Desci umas escadas lembrando do caminho que fiz. Olhei o relógio, fazia 5 horas que os semi deuses tinham partido. Acho que ficaram surpresos por um primordial se submeter a isso. Mas eu nunca me achei melhor que ninguém, e espero nunca fazer isso. Vejo a arrogância dos Olimpianos e os problemas causados por ela.

Parei em outro salão, diferente do primeiro. Era igualmente belo e arrumado, porém bem maior. Uma parede cheia de janelas de vidro que davam vista para a praia, sofás e mesas de centro estavam espalhadas. Mas o que mais me chamou atenção foi uma figura feminina (Talvez por ser a única pessoa presente ali). Tinha mais ou menos 14 anos, com pele clara, olhos negros e cabelos pretos e longos. Vestia uma roupa mais simples comparada a primeira moça. Apenas uma blusa branca com o símbolo do balneário e uma calça jeans preta. Ela lia um livro sentada em um dos sofás.

- Acho melhor começar logo. - Uma voz feminina falou. Olhei para trás, dando de cara com a recepcionista. Esta estava mais á vontade que algumas horas atrás.
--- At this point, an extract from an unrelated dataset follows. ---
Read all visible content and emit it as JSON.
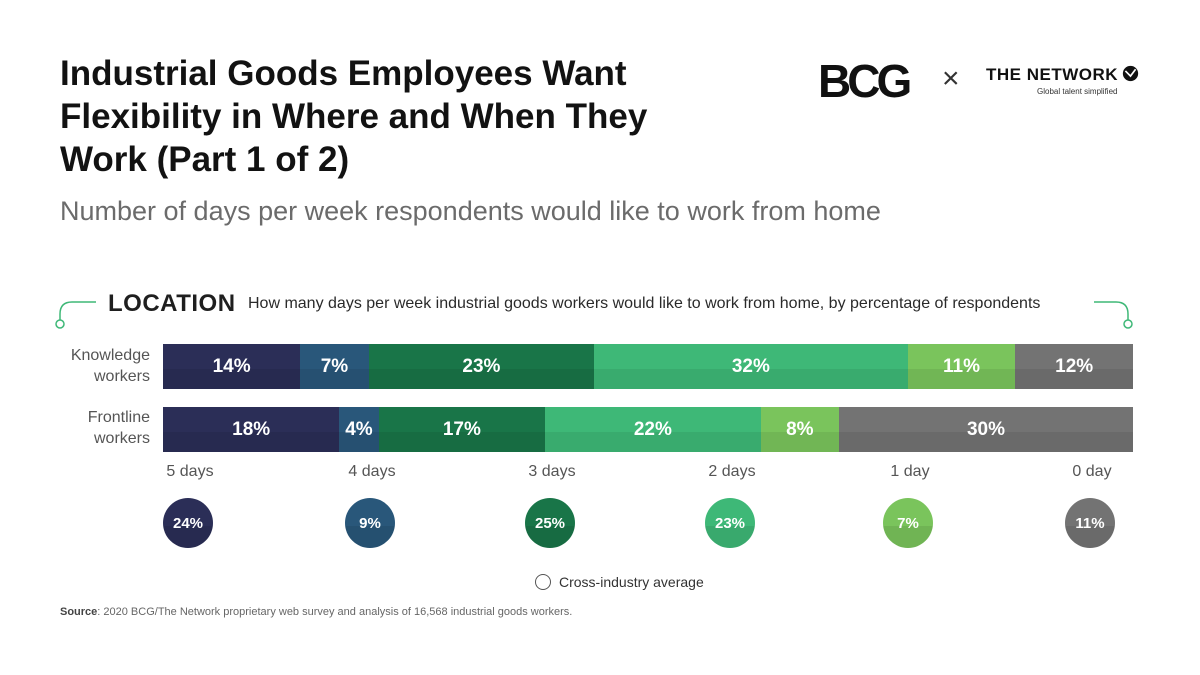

O cabelo preso em um coque frouxo, roupas parecidas com as da menina que estava ali.

- Você poderia ser mais gentil, Hylla. – Falei cruzando os braços.

- Como sabe o meu nome? – Perguntou, erguendo uma sobrancelha.
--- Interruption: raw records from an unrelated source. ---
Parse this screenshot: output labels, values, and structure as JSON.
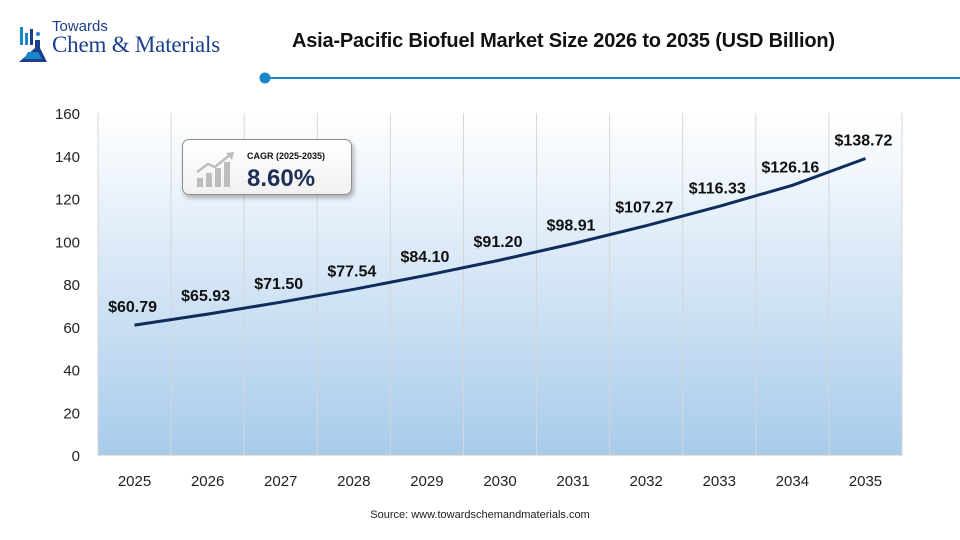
{
  "logo": {
    "line1": "Towards",
    "line2": "Chem & Materials"
  },
  "title": "Asia-Pacific Biofuel Market Size 2026 to 2035 (USD Billion)",
  "cagr": {
    "label": "CAGR (2025-2035)",
    "value": "8.60%"
  },
  "source": "Source: www.towardschemandmaterials.com",
  "colors": {
    "line": "#0f2d5c",
    "accent": "#1a86c9",
    "area_top": "#ffffff",
    "area_bottom": "#a8cbeb"
  },
  "chart_data": {
    "type": "area",
    "title": "Asia-Pacific Biofuel Market Size 2026 to 2035 (USD Billion)",
    "xlabel": "",
    "ylabel": "",
    "categories": [
      "2025",
      "2026",
      "2027",
      "2028",
      "2029",
      "2030",
      "2031",
      "2032",
      "2033",
      "2034",
      "2035"
    ],
    "values": [
      60.79,
      65.93,
      71.5,
      77.54,
      84.1,
      91.2,
      98.91,
      107.27,
      116.33,
      126.16,
      138.72
    ],
    "data_labels": [
      "$60.79",
      "$65.93",
      "$71.50",
      "$77.54",
      "$84.10",
      "$91.20",
      "$98.91",
      "$107.27",
      "$116.33",
      "$126.16",
      "$138.72"
    ],
    "ylim": [
      0,
      160
    ],
    "yticks": [
      0,
      20,
      40,
      60,
      80,
      100,
      120,
      140,
      160
    ],
    "grid": "vertical",
    "legend": "none"
  }
}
- Eu sou um Primordial, posso ler sua mente. - Falei como se fosse óbvio. - Mas prefiro não fazer, se te consola.

- Espera que eu acredite nisso? – Perguntou se aproximando.

- Tanto faz. – Falei, dando de ombros e indo fazer o meu trabalho.

- Por que um homem está aqui? - Perguntou a menina, se aproximando de Hylla.

- Ele está cumprindo um acordo com Circe. - Respondeu Hylla.

- Interessante… - Murmurou a outra menina. 

- E você Reyna, já cumpriu seu afazeres? - Perguntou Hylla.

- Alguma vez eu já deixei de fazê-los? - Retrucou Reyna, cruzando os braços.

- Não. - Respondeu Hylla.

- Então você já tem sua resposta. - Disse Reyna, retornando ao sofá. Hylla olhou para ela um tanto irritada e parecia prestes a discutir, mas desistiu e apenas bufou saindo da sala.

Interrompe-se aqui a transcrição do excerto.